Here are the potential benefits an accident management services provider can bring to a trucking fleet:

• A managed network of high-quality collision repair shops. Truck accident management companies oversee a managed network of body repair shops with whom they have longstanding relationships and who meet quality performance standards. This is a major benefit when a fleet vehicle goes down far from a carrier’s home territory, where it doesn’t know who the good, reliable suppliers are.

• Audited estimates that generate documented savings. Some accident management companies employ an in-house staff of licensed physical damage appraisers whose job it is to review estimates for price and quality and to negotiate with network shops. It’s these reviews that have been documented to save anywhere from 3% to 10% or more on individual repairs.

• Reduced towing expenses. Some provider networks offer coast-to-coast coverage, so that client vehicles are never very far from access to a qualified truck repair center.

• Reduced vehicle downtime. Because network shops are dealing with an accident management company that regularly sends them business, they deliver expedited priority service that a single fleet may not be in a position to secure for itself. This has the benefit of reducing or eliminating shop storage expenses and minimizing the expenses for rental replacement vehicles or the strain on a fleet’s ability to supply its own temporary replacement vehicles.

• Comprehensive Web-based reporting. Accident management service providers have invested in sophisticated, Web-based systems that collect and report accident program data for client fleets. Data can include digital files on every claim, including all basic claim information, photographs, police reports, witness statements and estimates. The systems also deliver a wide range of reports that enable fleet managers to identify trends in expenses and the types and causes of accidents, at a variety of organizational levels — and all in a matter of seconds.

• Improved loss recovery. Some accident management companies employ staff members whose only job is to pursue the recovery of damages for client fleets. Few fleets can afford the luxury of such a department. Accident management subrogation departments often identify opportunity for loss recovery in 20% to 30% of all accidents — and recover more than 90% of the dollars they target.

The hard-dollar savings alone from outsourcing accident management can be substantial. In 2009, for example, the average cost to repair a large truck that had been involved in a property-damage-only collision — one without a fatality or injury — was nearly $22,000. In a fleet with 10 such accidents, the total bill could reach $220,000. Recovering 90% of the damages from three of those accidents could reduce those net expenses by about $63,000, and saving just 5% on repair costs could trim another $11,000 — for net savings of $74,000. And that doesn’t include the additional soft-dollar savings of creating more time for the fleet department to devote to other tasks, as well as the time saved by getting the vehicles back on the road days sooner.

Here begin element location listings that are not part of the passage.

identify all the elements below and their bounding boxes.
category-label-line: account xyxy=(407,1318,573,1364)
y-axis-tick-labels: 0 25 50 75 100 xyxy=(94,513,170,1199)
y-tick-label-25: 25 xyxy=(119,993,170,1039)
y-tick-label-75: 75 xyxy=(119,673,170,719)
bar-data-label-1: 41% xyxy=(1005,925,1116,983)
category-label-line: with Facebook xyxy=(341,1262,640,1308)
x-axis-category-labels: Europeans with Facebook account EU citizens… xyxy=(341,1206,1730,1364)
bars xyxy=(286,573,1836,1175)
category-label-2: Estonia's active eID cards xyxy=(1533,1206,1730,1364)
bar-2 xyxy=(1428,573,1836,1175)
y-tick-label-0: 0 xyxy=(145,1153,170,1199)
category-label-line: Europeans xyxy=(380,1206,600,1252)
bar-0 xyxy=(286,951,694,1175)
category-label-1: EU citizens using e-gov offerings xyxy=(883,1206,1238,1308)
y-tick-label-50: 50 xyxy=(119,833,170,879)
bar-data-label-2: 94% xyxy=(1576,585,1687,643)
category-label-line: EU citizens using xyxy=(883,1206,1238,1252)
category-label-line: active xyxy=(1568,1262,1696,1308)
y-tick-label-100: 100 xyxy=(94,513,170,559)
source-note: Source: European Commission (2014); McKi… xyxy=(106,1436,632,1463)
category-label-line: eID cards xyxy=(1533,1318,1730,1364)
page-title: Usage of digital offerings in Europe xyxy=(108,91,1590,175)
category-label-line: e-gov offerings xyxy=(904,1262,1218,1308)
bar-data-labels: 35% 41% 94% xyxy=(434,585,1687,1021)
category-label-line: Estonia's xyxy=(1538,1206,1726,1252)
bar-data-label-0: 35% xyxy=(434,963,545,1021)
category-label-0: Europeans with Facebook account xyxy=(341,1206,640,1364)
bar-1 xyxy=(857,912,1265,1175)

Fleet leaders shouldn’t underestimate the value advantage from leveraging their fleet management department’s time and resources. Over the past 10 years, the trucking industry has gone through a painful process of contraction resulting in the disappearance of thousands of trucking companies and the downsizing of the survivors’ staff.

The challenge now is to accomplish more with less. While outsourced accident management is a new idea in the trucking industry, it’s been a proven tool for sedan and mixed sedan-truck fleets for nearly 30 years. It’s high time trucking considered the advantages.

CEI Group Inc., Trevose, Pa., provides accident and risk management and driver safety services for fleets, as well as repair services for insurance companies.